Changed name for this.
Married 12 years - together 15 - discovered OH is habitual liar - lied to me regularly throughout our whole time together. Starting with 'simple' lies about how long he was out drinking with the boys on work trips; gradually escalating to flirting with female colleagues and apparently a 'close call' with nearly being unfaithful when our youngest was a newborn. All came to a head about 5 years ago when we emigrated - I discovered messages on family iPad he'd accidentally linked to his email account.
I've struggled on - trying to give our youngest the dream life that emigration promised - and it has worked out in that respect - their education is fabulous, growing up in a beautiful place.
OH has made almost no effort to try and fix things between us and I've had enough and am going home soon. Youngest child wants to be back near older siblings, who are older with their own children now. So we are going back. I've left it too long already.
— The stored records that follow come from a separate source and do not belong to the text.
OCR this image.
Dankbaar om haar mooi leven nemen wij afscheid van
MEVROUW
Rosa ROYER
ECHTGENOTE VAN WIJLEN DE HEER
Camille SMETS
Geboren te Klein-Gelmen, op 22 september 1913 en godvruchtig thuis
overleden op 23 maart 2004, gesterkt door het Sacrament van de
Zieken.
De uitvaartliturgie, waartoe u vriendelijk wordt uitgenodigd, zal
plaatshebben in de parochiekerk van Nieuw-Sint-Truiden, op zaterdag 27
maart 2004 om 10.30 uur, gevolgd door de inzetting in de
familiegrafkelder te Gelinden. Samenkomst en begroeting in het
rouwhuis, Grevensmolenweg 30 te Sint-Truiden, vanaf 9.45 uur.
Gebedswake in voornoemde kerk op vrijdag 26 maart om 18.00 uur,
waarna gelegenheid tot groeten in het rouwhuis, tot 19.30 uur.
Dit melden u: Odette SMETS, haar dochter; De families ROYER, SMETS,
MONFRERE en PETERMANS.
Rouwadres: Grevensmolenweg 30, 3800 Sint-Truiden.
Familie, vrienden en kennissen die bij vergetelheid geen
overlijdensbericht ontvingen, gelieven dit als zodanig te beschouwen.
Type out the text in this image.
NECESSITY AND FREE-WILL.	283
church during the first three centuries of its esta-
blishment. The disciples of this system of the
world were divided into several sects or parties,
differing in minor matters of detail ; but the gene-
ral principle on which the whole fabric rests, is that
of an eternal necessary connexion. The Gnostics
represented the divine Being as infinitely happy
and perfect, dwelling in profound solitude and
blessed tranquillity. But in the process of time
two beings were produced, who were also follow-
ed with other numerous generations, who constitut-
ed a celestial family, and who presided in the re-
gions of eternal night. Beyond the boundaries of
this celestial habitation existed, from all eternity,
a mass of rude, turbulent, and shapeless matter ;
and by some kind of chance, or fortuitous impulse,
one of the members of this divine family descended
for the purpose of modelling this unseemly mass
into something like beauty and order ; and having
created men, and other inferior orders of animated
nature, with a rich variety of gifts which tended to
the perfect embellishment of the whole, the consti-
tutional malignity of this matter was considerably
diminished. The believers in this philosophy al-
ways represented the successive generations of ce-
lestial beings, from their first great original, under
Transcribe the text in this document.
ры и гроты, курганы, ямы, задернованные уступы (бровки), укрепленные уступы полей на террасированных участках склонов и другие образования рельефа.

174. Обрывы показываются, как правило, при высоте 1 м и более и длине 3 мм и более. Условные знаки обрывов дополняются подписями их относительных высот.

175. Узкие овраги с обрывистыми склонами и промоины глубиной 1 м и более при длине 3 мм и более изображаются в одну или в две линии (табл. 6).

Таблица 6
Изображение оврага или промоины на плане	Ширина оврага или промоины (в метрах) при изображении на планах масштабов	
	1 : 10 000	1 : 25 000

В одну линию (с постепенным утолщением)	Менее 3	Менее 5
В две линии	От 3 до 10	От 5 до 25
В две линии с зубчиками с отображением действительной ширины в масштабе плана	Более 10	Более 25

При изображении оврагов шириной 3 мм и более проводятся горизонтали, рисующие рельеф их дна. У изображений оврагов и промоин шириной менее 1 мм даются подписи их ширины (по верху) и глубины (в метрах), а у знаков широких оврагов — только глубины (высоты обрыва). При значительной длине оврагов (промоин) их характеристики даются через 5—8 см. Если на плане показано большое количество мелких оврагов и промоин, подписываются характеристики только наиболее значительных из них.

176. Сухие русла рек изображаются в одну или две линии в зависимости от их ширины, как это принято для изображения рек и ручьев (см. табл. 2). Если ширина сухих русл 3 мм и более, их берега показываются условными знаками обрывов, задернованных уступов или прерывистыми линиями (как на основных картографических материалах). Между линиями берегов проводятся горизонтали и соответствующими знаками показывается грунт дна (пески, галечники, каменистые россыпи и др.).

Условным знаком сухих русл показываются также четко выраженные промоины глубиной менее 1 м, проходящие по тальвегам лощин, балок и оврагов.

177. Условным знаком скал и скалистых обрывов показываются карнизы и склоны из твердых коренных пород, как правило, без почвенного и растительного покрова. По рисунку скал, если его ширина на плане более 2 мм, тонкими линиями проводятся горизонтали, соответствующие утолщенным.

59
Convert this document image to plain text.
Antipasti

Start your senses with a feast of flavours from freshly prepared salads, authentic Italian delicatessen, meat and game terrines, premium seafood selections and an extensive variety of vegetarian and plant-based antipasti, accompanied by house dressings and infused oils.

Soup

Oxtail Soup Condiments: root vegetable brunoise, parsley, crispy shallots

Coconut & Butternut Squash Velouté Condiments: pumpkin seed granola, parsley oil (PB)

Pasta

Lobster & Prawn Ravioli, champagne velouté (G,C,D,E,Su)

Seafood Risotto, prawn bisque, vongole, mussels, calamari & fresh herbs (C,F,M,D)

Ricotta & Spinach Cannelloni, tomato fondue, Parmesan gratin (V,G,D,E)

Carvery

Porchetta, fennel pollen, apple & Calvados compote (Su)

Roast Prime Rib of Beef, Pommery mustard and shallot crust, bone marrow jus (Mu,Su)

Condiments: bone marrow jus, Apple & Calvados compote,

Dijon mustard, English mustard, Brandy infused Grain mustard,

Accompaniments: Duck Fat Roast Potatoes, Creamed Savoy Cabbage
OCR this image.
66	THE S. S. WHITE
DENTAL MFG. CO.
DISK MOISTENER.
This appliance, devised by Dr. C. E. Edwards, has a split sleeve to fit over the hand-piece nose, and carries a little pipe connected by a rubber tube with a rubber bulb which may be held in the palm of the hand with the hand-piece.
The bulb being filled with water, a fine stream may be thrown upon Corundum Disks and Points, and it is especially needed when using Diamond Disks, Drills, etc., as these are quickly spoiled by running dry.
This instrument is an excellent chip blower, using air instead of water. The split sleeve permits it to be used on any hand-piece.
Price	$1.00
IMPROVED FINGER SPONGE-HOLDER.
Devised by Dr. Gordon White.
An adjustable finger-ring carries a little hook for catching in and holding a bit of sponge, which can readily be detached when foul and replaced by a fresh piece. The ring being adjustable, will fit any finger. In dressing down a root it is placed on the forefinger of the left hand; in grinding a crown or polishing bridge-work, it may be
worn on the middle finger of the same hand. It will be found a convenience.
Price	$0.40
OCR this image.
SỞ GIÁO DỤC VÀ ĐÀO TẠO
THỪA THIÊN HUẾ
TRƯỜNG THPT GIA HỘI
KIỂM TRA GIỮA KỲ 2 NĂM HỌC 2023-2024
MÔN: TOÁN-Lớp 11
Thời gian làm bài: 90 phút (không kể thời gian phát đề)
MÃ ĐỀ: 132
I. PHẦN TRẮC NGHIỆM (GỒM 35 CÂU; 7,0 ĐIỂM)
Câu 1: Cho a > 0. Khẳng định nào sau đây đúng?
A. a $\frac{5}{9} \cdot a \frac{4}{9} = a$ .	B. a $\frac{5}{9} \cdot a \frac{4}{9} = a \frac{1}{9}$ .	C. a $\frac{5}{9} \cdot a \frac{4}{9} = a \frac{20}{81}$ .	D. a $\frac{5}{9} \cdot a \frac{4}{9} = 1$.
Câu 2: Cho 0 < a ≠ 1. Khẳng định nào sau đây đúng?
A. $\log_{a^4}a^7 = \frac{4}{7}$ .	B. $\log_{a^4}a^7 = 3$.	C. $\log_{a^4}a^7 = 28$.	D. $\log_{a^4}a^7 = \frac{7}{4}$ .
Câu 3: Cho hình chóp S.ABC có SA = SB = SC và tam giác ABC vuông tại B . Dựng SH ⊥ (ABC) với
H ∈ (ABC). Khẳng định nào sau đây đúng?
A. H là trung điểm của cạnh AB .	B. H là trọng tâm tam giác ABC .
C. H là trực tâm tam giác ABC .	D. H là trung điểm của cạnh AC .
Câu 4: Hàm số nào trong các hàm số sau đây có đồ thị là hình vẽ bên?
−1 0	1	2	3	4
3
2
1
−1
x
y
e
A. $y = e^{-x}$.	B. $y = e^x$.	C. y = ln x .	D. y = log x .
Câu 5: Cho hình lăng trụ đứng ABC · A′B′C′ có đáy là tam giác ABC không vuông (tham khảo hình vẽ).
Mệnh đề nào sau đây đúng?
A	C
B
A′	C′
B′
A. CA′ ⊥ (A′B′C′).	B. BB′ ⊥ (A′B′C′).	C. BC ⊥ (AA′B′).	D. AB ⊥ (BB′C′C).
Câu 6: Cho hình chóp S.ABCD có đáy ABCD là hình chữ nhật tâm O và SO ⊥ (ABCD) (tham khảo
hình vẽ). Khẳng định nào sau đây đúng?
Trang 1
How do I get over the feeling of such sadness at the end of my marriage - such deep sadness that he was never the person I thought he was - that he's not my friend, he has disrespected me and been disloyal to me. That he didn't deserve my trust. How could I have been so stupidly blind to how he was treating me.
He's made no attempt to try and fix things - I feel like he's waiting for me to go so he can be the heartbroken abandoned husband.
Why is it so hard to walk away and stop hoping he will beg me to stay. How do I find the strength to see this through?